- ANTARA/ Wahyu Putro A
VIVAnews -- Selain menghanguskan kawasan lereng dan menguburnya dengan abu, dampak letusan Gunung Merapi juga dirasakan masyarakat di kaki gunung. Lahar dingin menerjang ke wilayah hilir, mengirimkan bongkahan batu-batu besar dan ribuan kubik material.
Bencana tak terelakkan, rumah-rumah hancur dan hanyut. Jalur Yogya-Magelang berkali-kali putus. Padahal, baru sekitar 30 persen material Merapi yang turun.
Untuk menghindari malapetaka, warga bantaran Kali Code, Yogyakarta menggelar ritualĀ 'Larung Sukerto' dan doa bersama lintas iman bekerjasama dengan di bantaran kali, Kelurahan Jogoyudan, Gowongan, Yogyakarta, Kamis 12 Mei 2011 malam.
"Ini dalam rangka memohon keselamatan bagi masyarakat di lereng Merapi, sepanjang sungai yang berhulu di gunung Merapi khususnya warga yang tinggal dibantaran Kali Code agar mampu mengatasi dan terhindar dari mara bahaya banjir lahar dingin," kata A. Daryanto, Ketua Panitia Ritual Larung Sukerto dan doa bersama lintas iman disela-sela acara kepada VIVAnews.com.

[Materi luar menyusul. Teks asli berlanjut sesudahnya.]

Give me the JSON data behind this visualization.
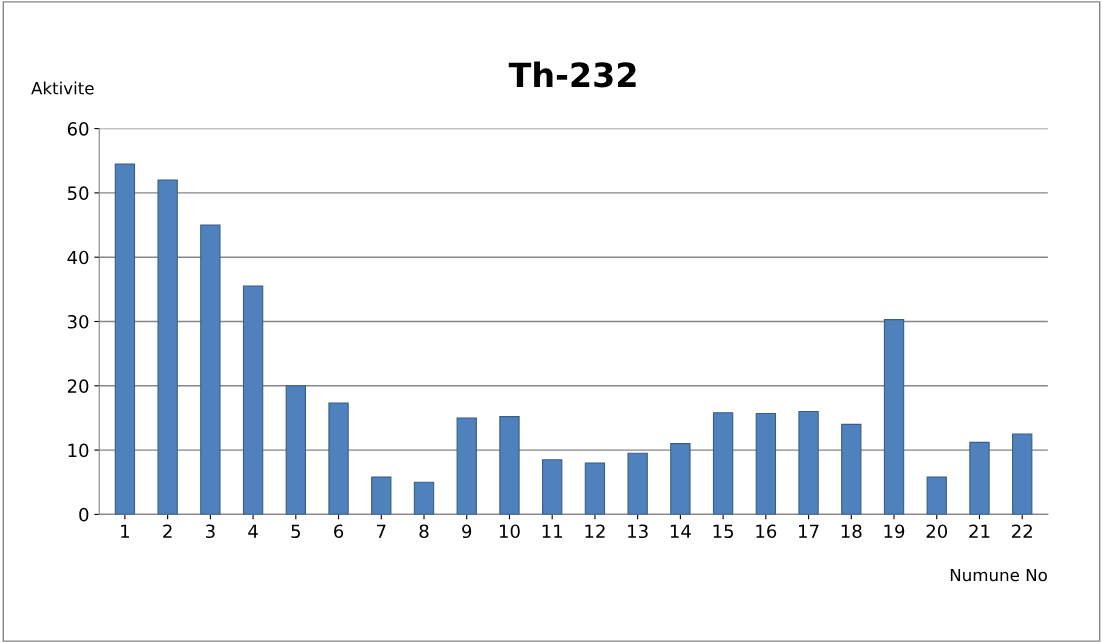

Sejumlah pemuka agama memimpin doa, Islam, Kristen, Hindu, Budha, Konghuchu, dan kepercayan seperti Kejawen. "Dengan doa bersama lintas iman ini kami berharap warga bangkit dalam kebersamaan untuk penguatan mental spiritual dan memohon keselamatan," ujarnya.

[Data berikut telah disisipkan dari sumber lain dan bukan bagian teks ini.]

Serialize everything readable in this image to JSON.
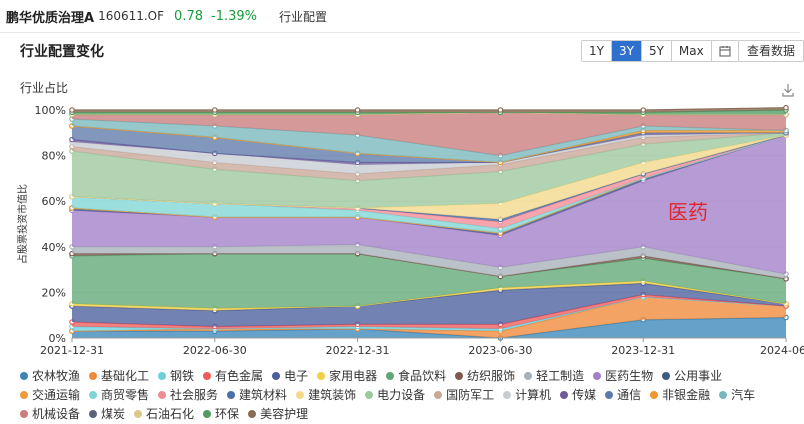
{
  "header": {
    "fund_name": "鹏华优质治理A",
    "fund_code": "160611.OF",
    "price": "0.78",
    "change": "-1.39%",
    "section": "行业配置"
  },
  "panel": {
    "title": "行业配置变化",
    "ranges": [
      "1Y",
      "3Y",
      "5Y",
      "Max"
    ],
    "active_range": "3Y",
    "view_data_label": "查看数据",
    "chart_title": "行业占比"
  },
  "chart_data": {
    "type": "area",
    "stacked": true,
    "ylabel": "占股票投资市值比",
    "ylim": [
      0,
      100
    ],
    "yticks": [
      "0%",
      "20%",
      "40%",
      "60%",
      "80%",
      "100%"
    ],
    "x": [
      "2021-12-31",
      "2022-06-30",
      "2022-12-31",
      "2023-06-30",
      "2023-12-31",
      "2024-06-30"
    ],
    "xtick_labels": [
      "2021-12-31",
      "2022-06-30",
      "2022-12-31",
      "2023-06-30",
      "2023-12-31",
      "2024-06"
    ],
    "annotation": "医药",
    "grid": true,
    "legend_position": "bottom",
    "series": [
      {
        "name": "农林牧渔",
        "color": "#3a86b8",
        "values": [
          3,
          3,
          4,
          0,
          8,
          9
        ]
      },
      {
        "name": "基础化工",
        "color": "#f08a3a",
        "values": [
          0,
          1,
          0,
          3,
          10,
          5
        ]
      },
      {
        "name": "钢铁",
        "color": "#6ccfdc",
        "values": [
          2,
          0,
          1,
          1,
          0,
          0
        ]
      },
      {
        "name": "有色金属",
        "color": "#ef5b5b",
        "values": [
          2,
          1,
          1,
          2,
          1,
          0
        ]
      },
      {
        "name": "电子",
        "color": "#4a5f9c",
        "values": [
          7,
          7,
          8,
          15,
          5,
          1
        ]
      },
      {
        "name": "家用电器",
        "color": "#f2cf48",
        "values": [
          1,
          1,
          0,
          1,
          1,
          0
        ]
      },
      {
        "name": "食品饮料",
        "color": "#5fa876",
        "values": [
          21,
          24,
          23,
          5,
          10,
          11
        ]
      },
      {
        "name": "纺织服饰",
        "color": "#7e5a4e",
        "values": [
          1,
          0,
          0,
          0,
          1,
          0
        ]
      },
      {
        "name": "轻工制造",
        "color": "#a8b0b8",
        "values": [
          3,
          3,
          4,
          4,
          4,
          2
        ]
      },
      {
        "name": "医药生物",
        "color": "#a37fc8",
        "values": [
          16,
          13,
          12,
          14,
          29,
          61
        ]
      },
      {
        "name": "公用事业",
        "color": "#3e5a84",
        "values": [
          1,
          0,
          0,
          1,
          1,
          0
        ]
      },
      {
        "name": "交通运输",
        "color": "#f09a3a",
        "values": [
          0,
          0,
          0,
          0,
          0,
          0
        ]
      },
      {
        "name": "商贸零售",
        "color": "#7fd6d6",
        "values": [
          5,
          6,
          3,
          2,
          0,
          0
        ]
      },
      {
        "name": "社会服务",
        "color": "#f28c94",
        "values": [
          0,
          0,
          1,
          3,
          2,
          0
        ]
      },
      {
        "name": "建筑材料",
        "color": "#4c6fa8",
        "values": [
          0,
          0,
          0,
          1,
          0,
          0
        ]
      },
      {
        "name": "建筑装饰",
        "color": "#f3d98a",
        "values": [
          0,
          0,
          0,
          7,
          5,
          0
        ]
      },
      {
        "name": "电力设备",
        "color": "#9cc89e",
        "values": [
          20,
          15,
          12,
          14,
          8,
          1
        ]
      },
      {
        "name": "国防军工",
        "color": "#c9a898",
        "values": [
          2,
          3,
          3,
          3,
          3,
          0
        ]
      },
      {
        "name": "计算机",
        "color": "#c8cdd2",
        "values": [
          2,
          4,
          4,
          1,
          1,
          0
        ]
      },
      {
        "name": "传媒",
        "color": "#6f5b9c",
        "values": [
          1,
          0,
          1,
          0,
          1,
          0
        ]
      },
      {
        "name": "通信",
        "color": "#5d7aa8",
        "values": [
          6,
          7,
          4,
          0,
          0,
          0
        ]
      },
      {
        "name": "非银金融",
        "color": "#f0982e",
        "values": [
          0,
          0,
          0,
          0,
          1,
          1
        ]
      },
      {
        "name": "汽车",
        "color": "#78b8bd",
        "values": [
          3,
          5,
          8,
          3,
          2,
          0
        ]
      },
      {
        "name": "机械设备",
        "color": "#cb7c7c",
        "values": [
          2,
          5,
          9,
          19,
          5,
          7
        ]
      },
      {
        "name": "煤炭",
        "color": "#5a6478",
        "values": [
          0,
          0,
          0,
          0,
          0,
          0
        ]
      },
      {
        "name": "石油石化",
        "color": "#dcc98a",
        "values": [
          0,
          0,
          0,
          0,
          0,
          0
        ]
      },
      {
        "name": "环保",
        "color": "#4f9a62",
        "values": [
          1,
          1,
          1,
          0,
          1,
          2
        ]
      },
      {
        "name": "美容护理",
        "color": "#8a6b56",
        "values": [
          1,
          1,
          1,
          1,
          1,
          1
        ]
      }
    ]
  }
}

Sementara, ritual Larung Sukerto dilakukan dengan menghanyutkan bebek berwana putih ke arah aliran sungai Code. Ritual itu dianggap menjadi simbol mengalirnya ancaman bencana diikuti dengan kesucian -- yang diharapkan masyarakat ikut menjaga kesucian tersebut.
Terlihat juga anak sulung Sri Sultan HB X, GKR Pembayun mewakili keluarga Keraton ikut melepas bebek ke aliran Kali Code. "Tujuh ekor Bebek ini untuk buang sial atau membuang segala marabahaya," tambah Daryanto. Angka 7 juga diyakini sebagai simbol atau lambang arah mata angin. (Laporan Erick Tanjung| DIY)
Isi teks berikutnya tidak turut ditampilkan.